Hopefully that fast, and with as little violence as possible.
I approached the gate I exited through and watched.
There were two guards on the sides, which was smart. They looked bored and tired.
Good for me.
I had the weapons my execution squad brought out with them, and from the trees I could take two shots and remove the guards.
But that would let the ones inside know I was coming.
It's tough to have a sneak attack when you can't be sneaky.
I needed a distraction.
A fire would help. The smoke would draw their attention. I could toss a couple of bullets into the flames and then move to another part of the tree line.
The shots would draw more people.
I considered hunting up a Z and leading it toward the gate, but they would shoot it, which would draw more attention.
Besides, I spent most of my time trying to avoid zombies.
Why would I hunt one up on purpose even if it was to use as bait.
Sometimes luck favors the bold.
Or in this case, the dumb luck.
A group of moving trucks rumbled up the road and stopped at the gate. There were six of them, with a pick up truck in the lead.
"Open up!" screamed the driver of the pick up as he leaned out of the open window.
One of the guards worked the mechanism and pushed the gate back while the second went to the passenger window.
"Did you get a good haul?"
"Better than good," the driver crowed.
I didn't listen to the rest. I scooted through the trees to the point closest to the last truck in line.
It was eighteen inches off the ground, and I'd only seen it done in movies, but it was my way in.
The guards moved to one side and waved the truck through.
I ran across the narrow open space and waited by the back to listen for a sound of alarm.
But all I heard was grumbling engines and the whine of gear as the heavily laden trucks moved forward.
I slid under the back of the truck and searched the under
carriage for a place to grip.
Parts moved, and the metal was hot, but I wedged my toes into the rear axle, and used shirtsleeves to pad my hands.
I lifted up as the truck took off, moving forward on the pressed gravel road.
The heat leeched through the cloth and started to hurt.
I shifted, and the butt of the rifle strapped to by back scraped against the rocks.
It almost knocked me off, and combined with the heat, made me cling by the tips of my fingers.
By the time we rolled through the gate, it was too much.

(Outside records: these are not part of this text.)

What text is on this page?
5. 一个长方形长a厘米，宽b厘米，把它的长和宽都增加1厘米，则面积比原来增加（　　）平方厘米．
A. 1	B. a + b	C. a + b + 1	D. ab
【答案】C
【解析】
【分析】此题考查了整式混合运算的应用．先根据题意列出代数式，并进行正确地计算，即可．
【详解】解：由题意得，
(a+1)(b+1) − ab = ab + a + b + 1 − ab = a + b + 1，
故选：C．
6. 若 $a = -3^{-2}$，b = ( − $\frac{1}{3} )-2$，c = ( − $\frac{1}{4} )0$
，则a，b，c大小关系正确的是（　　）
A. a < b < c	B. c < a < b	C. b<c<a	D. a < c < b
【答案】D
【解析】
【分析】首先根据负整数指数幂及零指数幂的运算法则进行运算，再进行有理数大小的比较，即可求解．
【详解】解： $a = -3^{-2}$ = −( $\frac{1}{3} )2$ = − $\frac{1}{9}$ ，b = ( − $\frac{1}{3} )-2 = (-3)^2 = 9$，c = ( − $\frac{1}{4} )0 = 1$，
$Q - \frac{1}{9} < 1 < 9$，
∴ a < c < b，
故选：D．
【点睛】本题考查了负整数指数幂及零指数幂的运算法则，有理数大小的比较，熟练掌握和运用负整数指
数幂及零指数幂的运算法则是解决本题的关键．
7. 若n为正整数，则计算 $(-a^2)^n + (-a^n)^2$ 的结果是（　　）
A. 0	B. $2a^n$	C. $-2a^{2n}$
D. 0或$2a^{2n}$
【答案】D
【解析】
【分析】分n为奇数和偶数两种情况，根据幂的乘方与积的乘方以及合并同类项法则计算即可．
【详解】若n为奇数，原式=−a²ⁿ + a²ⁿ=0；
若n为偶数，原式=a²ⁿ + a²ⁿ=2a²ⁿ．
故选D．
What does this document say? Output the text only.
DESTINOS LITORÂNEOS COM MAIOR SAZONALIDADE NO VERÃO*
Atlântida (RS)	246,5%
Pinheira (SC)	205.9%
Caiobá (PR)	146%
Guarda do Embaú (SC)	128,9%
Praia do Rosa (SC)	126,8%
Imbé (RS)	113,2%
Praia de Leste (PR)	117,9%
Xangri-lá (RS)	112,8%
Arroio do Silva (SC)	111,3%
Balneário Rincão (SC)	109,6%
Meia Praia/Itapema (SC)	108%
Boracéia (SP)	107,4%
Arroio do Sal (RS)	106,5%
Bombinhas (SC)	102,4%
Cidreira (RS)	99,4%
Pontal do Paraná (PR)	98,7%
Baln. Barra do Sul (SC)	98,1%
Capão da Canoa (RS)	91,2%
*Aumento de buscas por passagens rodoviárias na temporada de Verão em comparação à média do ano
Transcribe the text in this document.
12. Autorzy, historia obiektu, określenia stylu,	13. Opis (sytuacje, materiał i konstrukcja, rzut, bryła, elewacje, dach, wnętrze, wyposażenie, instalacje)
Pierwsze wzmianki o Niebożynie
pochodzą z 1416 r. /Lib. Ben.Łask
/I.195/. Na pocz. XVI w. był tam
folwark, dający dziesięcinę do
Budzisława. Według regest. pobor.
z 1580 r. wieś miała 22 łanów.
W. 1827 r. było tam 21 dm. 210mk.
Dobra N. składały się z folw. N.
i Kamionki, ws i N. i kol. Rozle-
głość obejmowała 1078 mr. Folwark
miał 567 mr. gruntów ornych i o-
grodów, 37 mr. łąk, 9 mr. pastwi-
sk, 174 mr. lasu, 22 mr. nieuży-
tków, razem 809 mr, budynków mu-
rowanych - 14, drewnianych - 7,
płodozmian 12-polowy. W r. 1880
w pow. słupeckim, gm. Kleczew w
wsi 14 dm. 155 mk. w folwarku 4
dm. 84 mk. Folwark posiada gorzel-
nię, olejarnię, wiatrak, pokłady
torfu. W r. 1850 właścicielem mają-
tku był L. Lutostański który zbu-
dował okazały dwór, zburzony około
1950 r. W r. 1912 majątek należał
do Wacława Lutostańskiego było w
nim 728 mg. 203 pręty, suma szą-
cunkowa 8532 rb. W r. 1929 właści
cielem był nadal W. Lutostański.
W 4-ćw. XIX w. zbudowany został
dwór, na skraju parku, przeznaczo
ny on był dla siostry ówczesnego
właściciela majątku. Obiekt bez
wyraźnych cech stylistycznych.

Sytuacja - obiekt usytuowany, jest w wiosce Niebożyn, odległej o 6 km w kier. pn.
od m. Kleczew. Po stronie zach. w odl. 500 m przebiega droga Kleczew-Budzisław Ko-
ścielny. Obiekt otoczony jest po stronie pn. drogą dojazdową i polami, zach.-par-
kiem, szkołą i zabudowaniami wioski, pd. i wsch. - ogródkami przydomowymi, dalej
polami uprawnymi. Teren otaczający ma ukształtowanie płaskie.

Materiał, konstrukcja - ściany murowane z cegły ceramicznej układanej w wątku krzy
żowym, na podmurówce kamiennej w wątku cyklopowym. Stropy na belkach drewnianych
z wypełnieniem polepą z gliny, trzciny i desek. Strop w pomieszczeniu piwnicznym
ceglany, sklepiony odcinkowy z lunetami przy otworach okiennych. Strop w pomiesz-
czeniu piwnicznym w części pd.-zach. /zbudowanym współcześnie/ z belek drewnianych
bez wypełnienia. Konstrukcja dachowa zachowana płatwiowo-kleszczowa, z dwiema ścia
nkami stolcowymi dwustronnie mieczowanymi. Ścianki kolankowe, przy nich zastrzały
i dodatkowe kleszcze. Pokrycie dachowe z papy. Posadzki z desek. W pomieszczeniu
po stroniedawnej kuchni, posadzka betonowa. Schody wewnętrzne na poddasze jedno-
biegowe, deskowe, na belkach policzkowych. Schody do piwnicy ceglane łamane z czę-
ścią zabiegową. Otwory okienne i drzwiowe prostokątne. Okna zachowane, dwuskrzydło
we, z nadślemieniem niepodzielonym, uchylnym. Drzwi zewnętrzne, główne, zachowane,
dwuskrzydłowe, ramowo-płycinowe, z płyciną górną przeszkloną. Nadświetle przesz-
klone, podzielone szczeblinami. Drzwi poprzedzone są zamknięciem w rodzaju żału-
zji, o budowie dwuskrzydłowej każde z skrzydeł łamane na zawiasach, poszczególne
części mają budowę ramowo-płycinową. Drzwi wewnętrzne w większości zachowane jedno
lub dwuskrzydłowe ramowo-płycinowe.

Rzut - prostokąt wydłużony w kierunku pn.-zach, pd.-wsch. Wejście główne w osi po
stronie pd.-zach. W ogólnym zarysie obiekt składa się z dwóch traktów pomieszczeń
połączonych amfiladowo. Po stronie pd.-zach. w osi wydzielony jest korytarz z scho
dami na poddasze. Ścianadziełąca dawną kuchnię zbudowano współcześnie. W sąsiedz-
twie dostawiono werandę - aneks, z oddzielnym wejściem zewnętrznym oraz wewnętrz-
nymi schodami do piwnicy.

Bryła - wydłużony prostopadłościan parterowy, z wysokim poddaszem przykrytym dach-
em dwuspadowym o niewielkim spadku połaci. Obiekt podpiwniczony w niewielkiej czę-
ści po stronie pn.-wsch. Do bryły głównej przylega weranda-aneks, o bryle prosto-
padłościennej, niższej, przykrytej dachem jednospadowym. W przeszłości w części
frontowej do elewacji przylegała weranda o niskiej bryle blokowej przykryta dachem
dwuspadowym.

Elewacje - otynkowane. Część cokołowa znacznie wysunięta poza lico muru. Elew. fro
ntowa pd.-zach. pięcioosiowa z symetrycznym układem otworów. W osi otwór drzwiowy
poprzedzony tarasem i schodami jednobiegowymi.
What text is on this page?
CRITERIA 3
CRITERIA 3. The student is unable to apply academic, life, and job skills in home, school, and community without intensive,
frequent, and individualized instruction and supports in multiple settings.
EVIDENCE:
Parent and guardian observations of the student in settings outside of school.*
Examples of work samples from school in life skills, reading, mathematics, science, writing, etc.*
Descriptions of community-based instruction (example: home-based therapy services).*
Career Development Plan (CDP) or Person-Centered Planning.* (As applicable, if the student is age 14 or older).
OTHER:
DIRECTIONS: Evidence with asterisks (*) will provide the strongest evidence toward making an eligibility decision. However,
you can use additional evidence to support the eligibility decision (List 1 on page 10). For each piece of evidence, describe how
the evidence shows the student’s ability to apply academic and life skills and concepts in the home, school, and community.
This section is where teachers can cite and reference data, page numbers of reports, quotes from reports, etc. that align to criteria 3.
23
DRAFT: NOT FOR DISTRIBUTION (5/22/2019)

I dropped and let the truck rumble over me.
Luck held.
The gate was halfway closed, the guard watching his partner hidden behind the other side.
I rolled toward the shadow of the wall and waited, letting my hands cool off, trying to decide what to do next.
I was in.
CHAPTER TWENTY FIVE
Obi Wan made it look a lot easier than it was.
That's all I thought about as I crept around inside the compound and searched for sign of Tyler, Bem and the Boy. I didn't have Force mind control to wave off guards, and while I wasn't sure if these sharp shooters were as accurate as Stormtroopers, I wasn't ready to test it out.
It involved a lot of standing still.
And double checking a way to make sure it was clear.
Since there was dissension in the ranks, Mags had declared martial law, which kept most of the people in the compound locked in safe places. There were large yards within the rooms, areas the size of city parks with hurricane wire fences thrown around them, and locked with padlocks.
"For their safety," the last guy told me before I let him journey into the great beyond.
A cell within a cell. Or cells.
Which was good for me in a way.
It kept most of the ways clear.
And bad in that I didn't know which cell the kids were in.
"You're pretty good," said Mags from over my shoulder. "Better than I imagined."
So much for being sneaky.
She waited around the corner from me. I leaned against the side of the wall and tried to think of a way around it.
Or through it.
"We had a check in time for the boys I sent with you," she said.